Cross Plot
The
Cross Plot item shows a scatter plot between any pair of variables among the selected ones (or their Log10 transformation if the option Use log10 scale is activated), that is the representation of two variables in a X-Y diagram. Each sample, where both variables are defined is represented by a symbol whose coordinates correspond to the values of each variable. The two variables of the pair do not play a symmetrical role. The target variable (Y) is displayed along the vertical axis, whereas the horizontal axis corresponds to the conditioning variable (X).
-
The Swap variables option allows interchanging target and conditioning variables.
Note: The experimental conditional expectation curve and the regression line are different when inverting the target and the conditioning variables.
-
Use log10 scale to apply a log10 transformation on the associated variable. Remember that the logarithmic scale can only display variable with positive values. When the option is activated, samples associated with negative values are discarded.
Note: When the option is activated, the correlation coefficient which is displayed is the one calculated thanks to the transformed variable.
- Use same bounds on both axes to have the same graduation following the X and Y axes. This option is useful when comparing two variables of the same nature.
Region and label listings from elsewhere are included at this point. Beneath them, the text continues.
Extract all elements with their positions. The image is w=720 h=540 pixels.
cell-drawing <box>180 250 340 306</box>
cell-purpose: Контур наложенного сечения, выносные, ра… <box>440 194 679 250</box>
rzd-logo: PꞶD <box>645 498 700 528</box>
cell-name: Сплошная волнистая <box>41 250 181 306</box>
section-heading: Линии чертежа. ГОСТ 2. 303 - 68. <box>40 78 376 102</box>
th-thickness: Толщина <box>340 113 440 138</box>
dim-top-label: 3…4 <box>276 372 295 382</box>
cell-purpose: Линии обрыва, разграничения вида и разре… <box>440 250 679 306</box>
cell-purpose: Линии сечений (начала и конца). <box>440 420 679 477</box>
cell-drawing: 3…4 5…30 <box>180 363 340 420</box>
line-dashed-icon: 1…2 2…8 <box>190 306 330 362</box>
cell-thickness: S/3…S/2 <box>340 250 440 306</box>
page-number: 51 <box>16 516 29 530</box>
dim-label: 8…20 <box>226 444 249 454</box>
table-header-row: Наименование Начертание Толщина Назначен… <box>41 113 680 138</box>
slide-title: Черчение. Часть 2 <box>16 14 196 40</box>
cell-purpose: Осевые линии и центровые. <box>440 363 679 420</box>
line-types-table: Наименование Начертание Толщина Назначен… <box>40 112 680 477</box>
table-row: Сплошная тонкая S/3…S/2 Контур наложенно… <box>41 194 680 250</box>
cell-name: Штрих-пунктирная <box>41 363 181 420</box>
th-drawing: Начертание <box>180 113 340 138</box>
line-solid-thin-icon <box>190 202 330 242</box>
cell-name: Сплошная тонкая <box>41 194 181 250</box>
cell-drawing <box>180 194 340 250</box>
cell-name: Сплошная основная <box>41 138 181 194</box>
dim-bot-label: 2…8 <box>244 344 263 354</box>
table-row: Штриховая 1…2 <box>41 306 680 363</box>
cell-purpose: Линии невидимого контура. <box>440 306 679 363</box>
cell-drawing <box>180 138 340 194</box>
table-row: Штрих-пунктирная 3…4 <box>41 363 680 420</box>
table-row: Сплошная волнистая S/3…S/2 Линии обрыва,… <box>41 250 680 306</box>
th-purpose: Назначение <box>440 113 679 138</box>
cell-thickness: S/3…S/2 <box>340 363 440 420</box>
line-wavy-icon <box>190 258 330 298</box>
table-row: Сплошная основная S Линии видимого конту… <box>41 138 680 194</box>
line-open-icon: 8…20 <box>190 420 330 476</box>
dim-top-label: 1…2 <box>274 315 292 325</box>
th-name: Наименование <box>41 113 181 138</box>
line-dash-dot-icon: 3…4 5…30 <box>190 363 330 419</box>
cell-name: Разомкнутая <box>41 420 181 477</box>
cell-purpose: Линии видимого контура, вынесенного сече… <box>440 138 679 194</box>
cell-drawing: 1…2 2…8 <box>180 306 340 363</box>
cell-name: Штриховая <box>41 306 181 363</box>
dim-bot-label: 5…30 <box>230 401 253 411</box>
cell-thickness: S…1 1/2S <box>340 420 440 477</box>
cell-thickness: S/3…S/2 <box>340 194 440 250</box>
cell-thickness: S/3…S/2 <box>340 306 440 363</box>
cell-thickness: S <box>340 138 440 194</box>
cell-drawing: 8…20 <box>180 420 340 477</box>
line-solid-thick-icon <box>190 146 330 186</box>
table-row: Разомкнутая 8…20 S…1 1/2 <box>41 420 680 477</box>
This item also calculates:
- If several variables are defined, the correlation matrix summarizing the correlations between each pair of variables is added. By default, the Linear correlation is calculated. This coefficient (Pearson correlation coefficient) measures the linear correlation ρ between two sets of data. Choosing the Rank correlation option allows you to also calculate and display the Spearman rank correlation coefficient rs. It assesses how well the relationship between two variables can be described using a monotonic function. The Spearman correlation coefficient is of particular interest when the relationship of the two studied variables is not linear. Be careful that this calculation requires the whole variables in memory.
-
The program allows two different types of representation, the classical one (by default) draws a point each time the two variables are informed. The second one (Display as image) uses a discretization of the graphic in cells, each cell being colored according to the number of pairs falling inside this cell. This representation is particularly useful when the number of samples is very large.
Note: If a weight variable is used in the calculations, this is the sum of the weights falling inside a cell which is represented.
- The Linear regression line between the target variable and the conditioning variable (Y|X). The equation of the regression line is printed in the description of the reported graphic.
- The First bisector line. This option is useful for two variables of the same nature if you want to analyze where they differ (for example, an estimated value versus the corresponding true value).
- The experimental Conditional expectation curve which plots the points representing the mean value of the target variable calculated for several ranges of the conditioning variable.
- The Standard deviation around the expectation curve which plots two additional curves which correspond to the expectation curve plus or minus the standard deviation calculated on the points of each class.